Le second défi, c’est celui de notre éducation. Notre réseau d’éducation à l’étranger est face à un sérieux problème du fait, entre autres, du manque d’indépendance budgétaire de son Agence d’enseignement français à l’étranger (AEFE). L’inquiétude est grande et je la partage. Depuis le début de ma campagne, j’entends la colère monter de partout, face au statu quo ou au manque de réponses crédibles. Il faut que l’AEFE puisse avoir un statut lui permettant d’attirer de nouvelles recettes qui devront assurer une baisse des frais de scolarité et un accès aux bourses scolaires plus important. Le manque de transparence et de communication sur les critères d’attribution des bourses, la baisse du nombre de professeurs détachés, la précarisation des professeurs de droits locaux, la baisse (de 20% en un an !) et les retards de versement des aides AESH sont autant de sujets qui doivent être écoutés et réglés, car il y a des vies derrière chacun de ces problèmes et retards. Ces problématiques doivent être portées en priorité, en lien et dialogue permanent avec les organisations syndicales, les associations de parents d’élèves et les élus consulaires qui sont des piliers fondamentaux de notre lien social. Des discussions ont commencé, mais mon inquiétude est qu’elles soient mises à mal par cette inlassable instabilité gouvernementale et ce bal de ministres qui ne permet pas un dialogue serein.

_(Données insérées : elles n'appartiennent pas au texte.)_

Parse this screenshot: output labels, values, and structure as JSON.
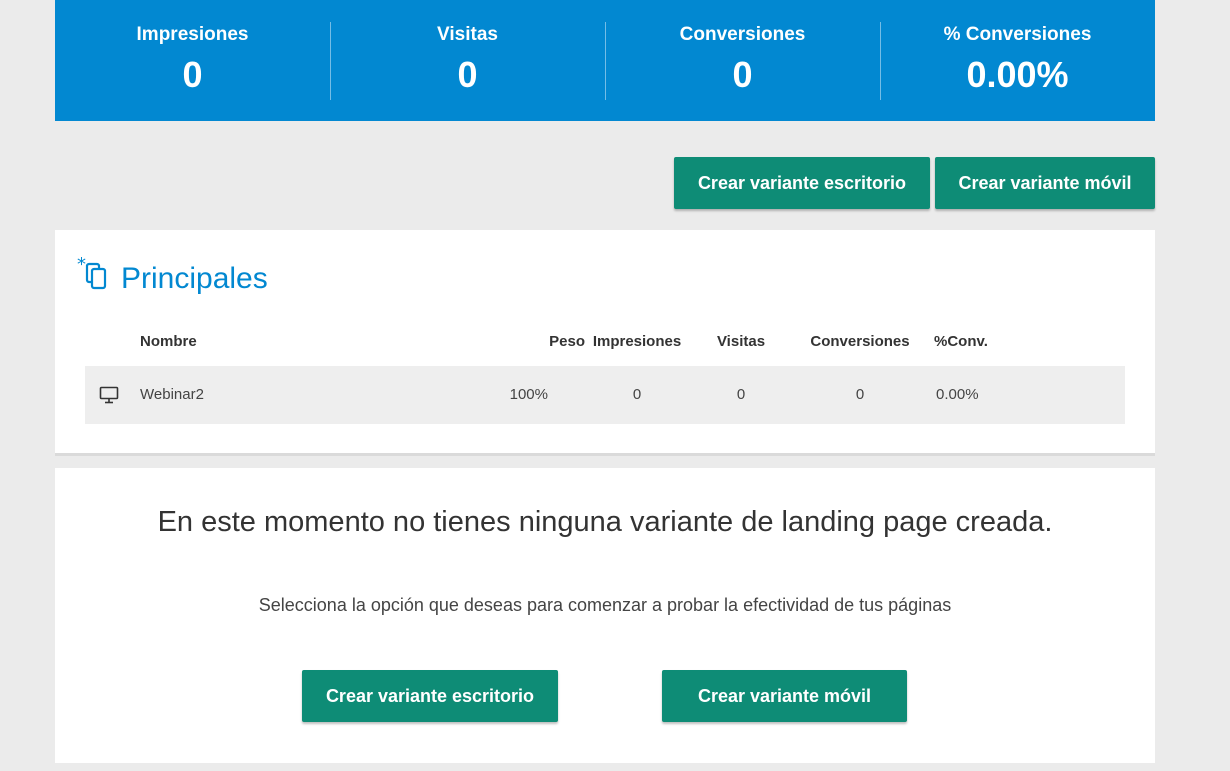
{
  "stats": [
    {
      "label": "Impresiones",
      "value": "0"
    },
    {
      "label": "Visitas",
      "value": "0"
    },
    {
      "label": "Conversiones",
      "value": "0"
    },
    {
      "label": "% Conversiones",
      "value": "0.00%"
    }
  ],
  "actions": {
    "desktop_label": "Crear variante escritorio",
    "mobile_label": "Crear variante móvil"
  },
  "principales": {
    "title": "Principales",
    "icon": "copy-pages-icon",
    "columns": {
      "nombre": "Nombre",
      "peso": "Peso",
      "impresiones": "Impresiones",
      "visitas": "Visitas",
      "conversiones": "Conversiones",
      "conv_pct": "%Conv."
    },
    "rows": [
      {
        "device_icon": "desktop-icon",
        "nombre": "Webinar2",
        "peso": "100%",
        "impresiones": "0",
        "visitas": "0",
        "conversiones": "0",
        "conv_pct": "0.00%"
      }
    ]
  },
  "empty_state": {
    "title": "En este momento no tienes ninguna variante de landing page creada.",
    "subtitle": "Selecciona la opción que deseas para comenzar a probar la efectividad de tus páginas",
    "desktop_label": "Crear variante escritorio",
    "mobile_label": "Crear variante móvil"
  },
  "colors": {
    "stats_background": "#0288d1",
    "button_green": "#0e8c76",
    "accent_blue": "#0288d1"
  }
}
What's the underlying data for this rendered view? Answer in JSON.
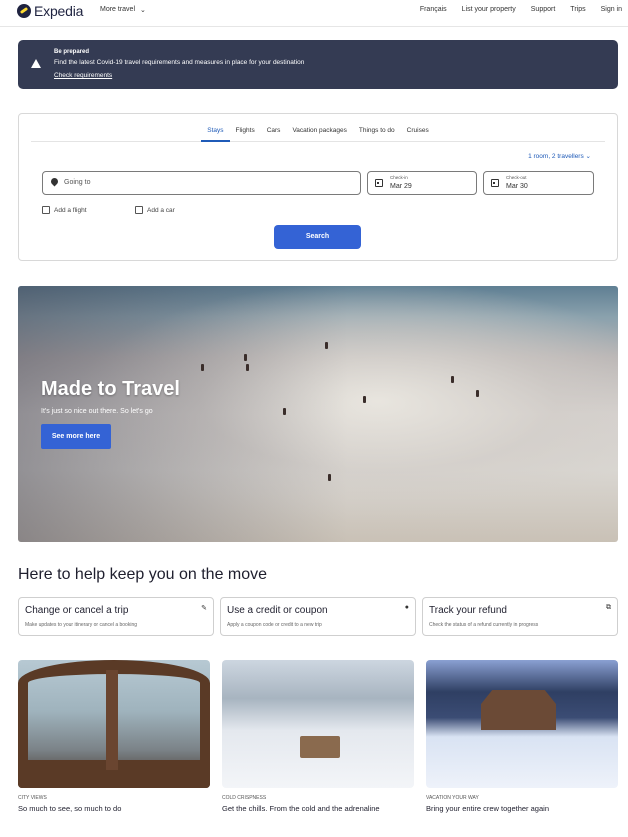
{
  "header": {
    "brand": "Expedia",
    "more_travel": "More travel",
    "links": [
      "Français",
      "List your property",
      "Support",
      "Trips",
      "Sign in"
    ]
  },
  "alert": {
    "title": "Be prepared",
    "message": "Find the latest Covid-19 travel requirements and measures in place for your destination",
    "link": "Check requirements"
  },
  "search": {
    "tabs": [
      {
        "label": "Stays",
        "active": true
      },
      {
        "label": "Flights",
        "active": false
      },
      {
        "label": "Cars",
        "active": false
      },
      {
        "label": "Vacation packages",
        "active": false
      },
      {
        "label": "Things to do",
        "active": false
      },
      {
        "label": "Cruises",
        "active": false
      }
    ],
    "travellers": "1 room, 2 travellers",
    "going_to_placeholder": "Going to",
    "checkin_label": "Check-in",
    "checkin_value": "Mar 29",
    "checkout_label": "Check-out",
    "checkout_value": "Mar 30",
    "add_flight": "Add a flight",
    "add_car": "Add a car",
    "button": "Search"
  },
  "hero": {
    "title": "Made to Travel",
    "subtitle": "It's just so nice out there. So let's go",
    "button": "See more here"
  },
  "help": {
    "heading": "Here to help keep you on the move",
    "cards": [
      {
        "title": "Change or cancel a trip",
        "desc": "Make updates to your itinerary or cancel a booking",
        "icon": "pencil-icon"
      },
      {
        "title": "Use a credit or coupon",
        "desc": "Apply a coupon code or credit to a new trip",
        "icon": "coupon-icon"
      },
      {
        "title": "Track your refund",
        "desc": "Check the status of a refund currently in progress",
        "icon": "refund-icon"
      }
    ]
  },
  "promos": [
    {
      "kicker": "City views",
      "title": "So much to see, so much to do"
    },
    {
      "kicker": "Cold crispness",
      "title": "Get the chills. From the cold and the adrenaline"
    },
    {
      "kicker": "Vacation your way",
      "title": "Bring your entire crew together again"
    }
  ],
  "colors": {
    "accent": "#3463d5",
    "alert_bg": "#343b53",
    "brand_navy": "#1f2340",
    "link_blue": "#1f5bb8"
  }
}
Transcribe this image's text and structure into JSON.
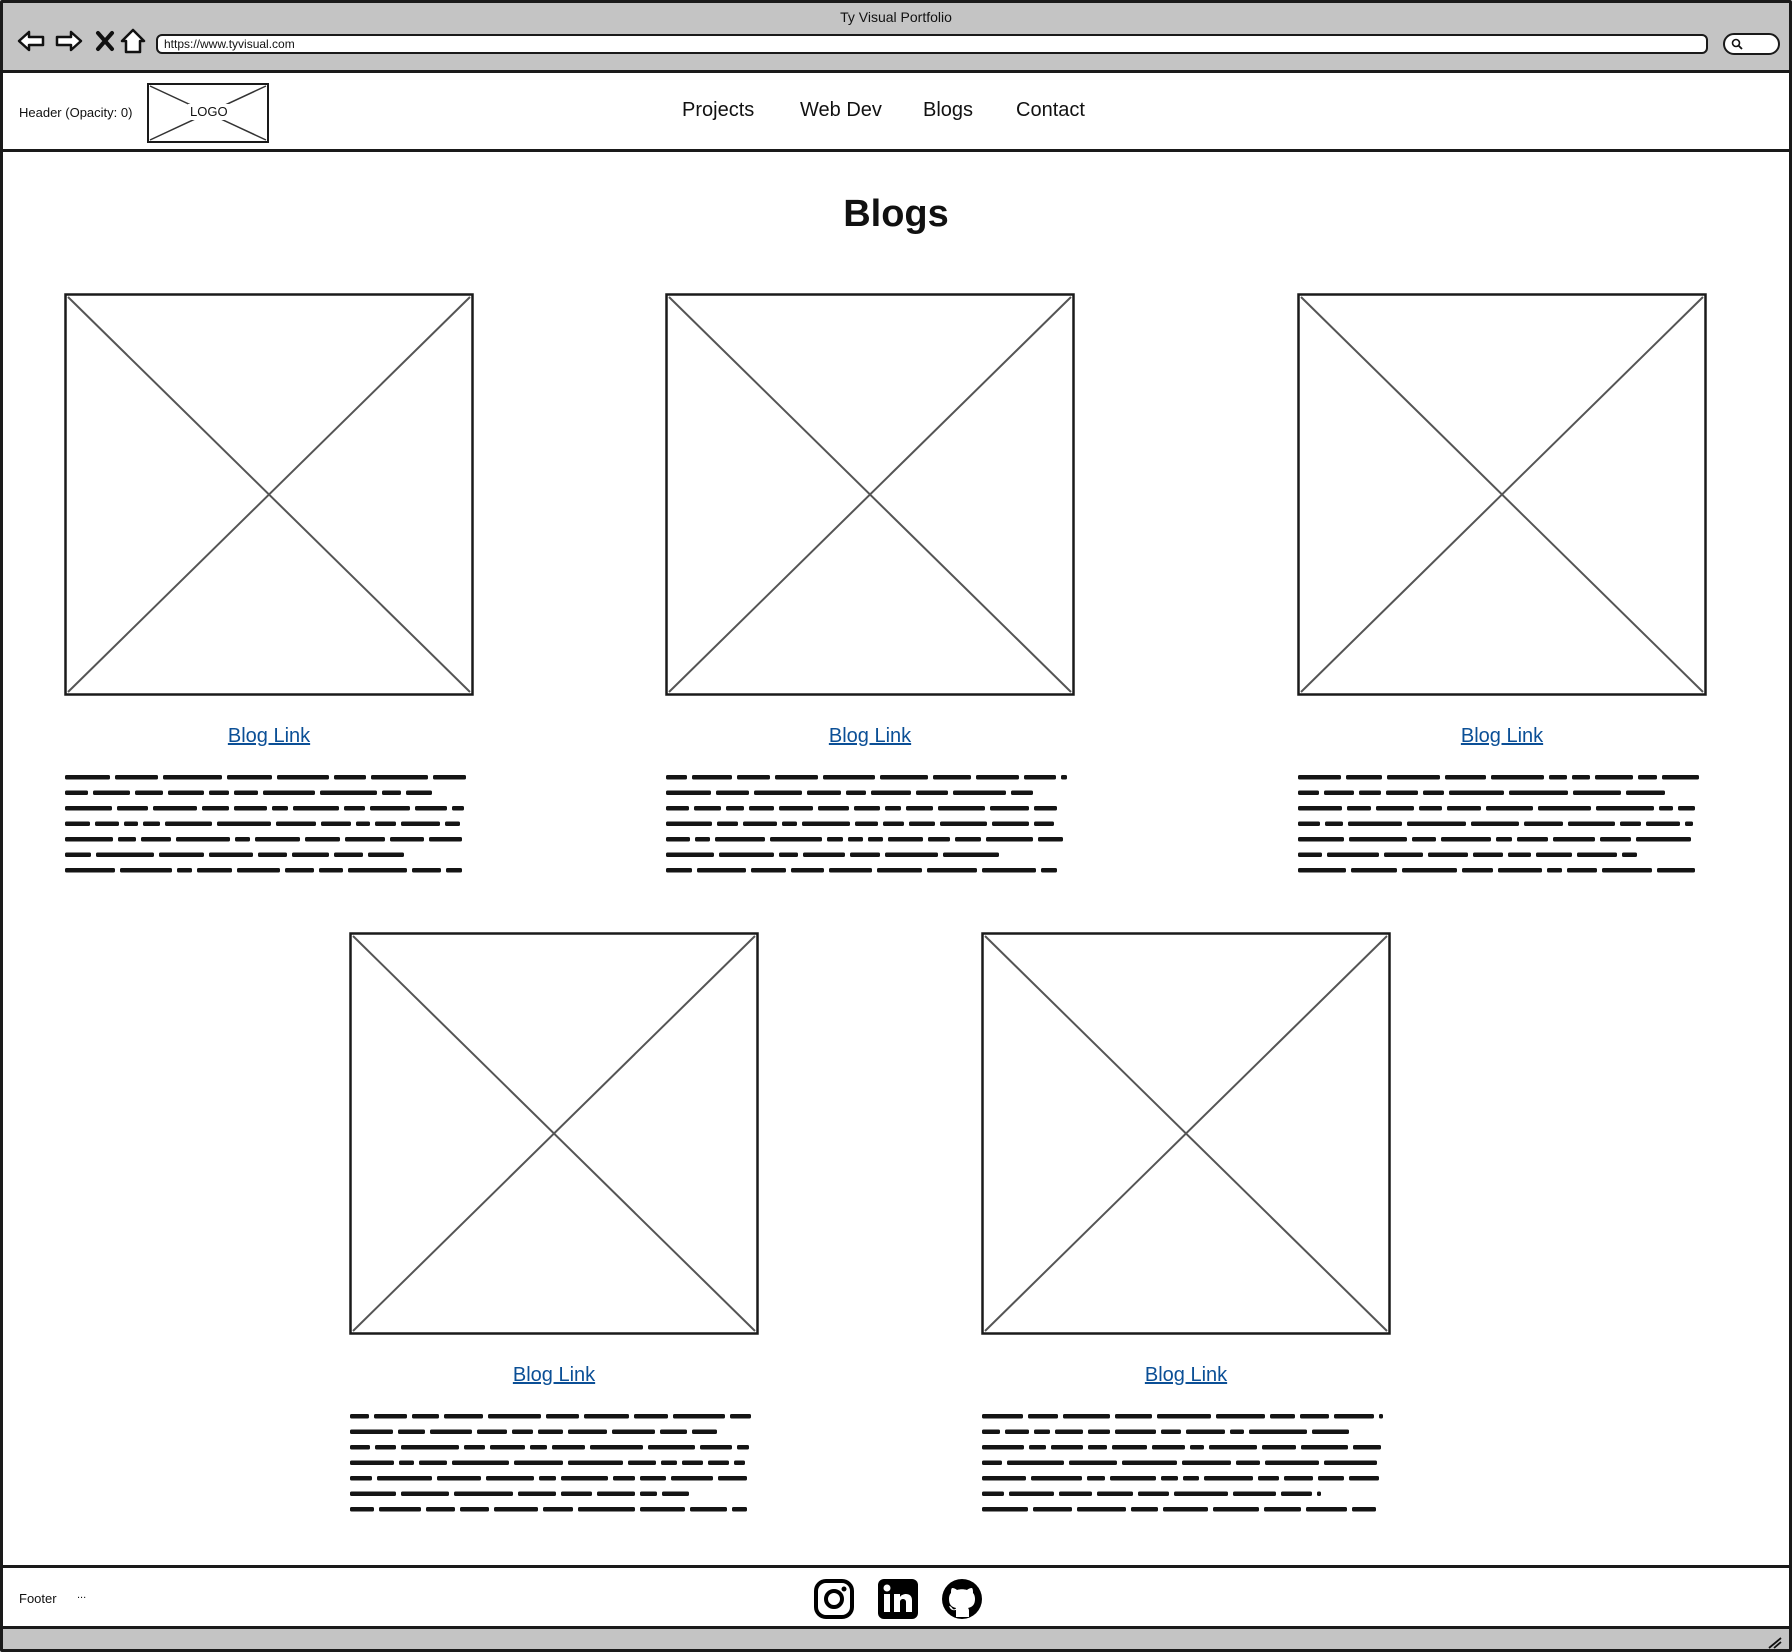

Le troisième défi majeur, c’est celui de nos mobilités dans le contexte grave du réchauffement climatique dont nous avons été témoins cet été dans notre circonscription, au Portugal et en Espagne : il y a aujourd’hui, et je n’ai pas peur de le dire, un véritable blocage en ce qui concerne nos capacités ferroviaires entre la France et l’Espagne et des problèmes persistants avec les liaisons entre Monaco et notre pays. Comment expliquer, en 2025, qu’il y ait plus de 30 liaisons aériennes par jour entre Paris et Barcelone, mais deux trains uniquement au coût près de 2,3 fois plus cher que l’avion ? Comment se fait-il qu’il n’y ait, pour se rendre en Espagne depuis la France par l’ouest, aucune liaison qui permette de relier directement Paris à San Sebastian ou même à Madrid ? Même combat qu’en métropole, nous devons investir dans les transports ferroviaires et dans l’Europe du rail. C’est un enjeu environnemental et de décarbonation. Mon rôle en tant que député sera de faire en sorte qu’on n’oublie pas ce sujet d’avenir qui est pour moi majeur, de maintenir les canaux de dialogue ouverts entre compagnies ferroviaires et d’être un lien entre les administrations sur un sujet pouvant avoir des répercussions positives concrètes.
Quels seraient vos chantiers prioritaires si vous êtes élu député ?
Dans la droite ligne de votre question précédente, mes deux chantiers prioritaires seront de m’assurer que le dialogue autour de la situation de l’AEFE soit poursuivi et maintenu, et que la solution débouche sur un accord autour du changement de son statut pour donner à l’agence davantage de marges de manoeuvre budgétaires. D’autres opérateurs publics, comme l’AFD, même si les missions et mandats sont très différents, le font. Indépendance budgétaire d’un opérateur public ne veut pas dire plus de dettes. Bien au contraire, c’est plus d’impact social, en baissant les frais de scolarité et en maintenant les bourses scolaires. Il faut renverser les schémas préconçus pour une solution durable.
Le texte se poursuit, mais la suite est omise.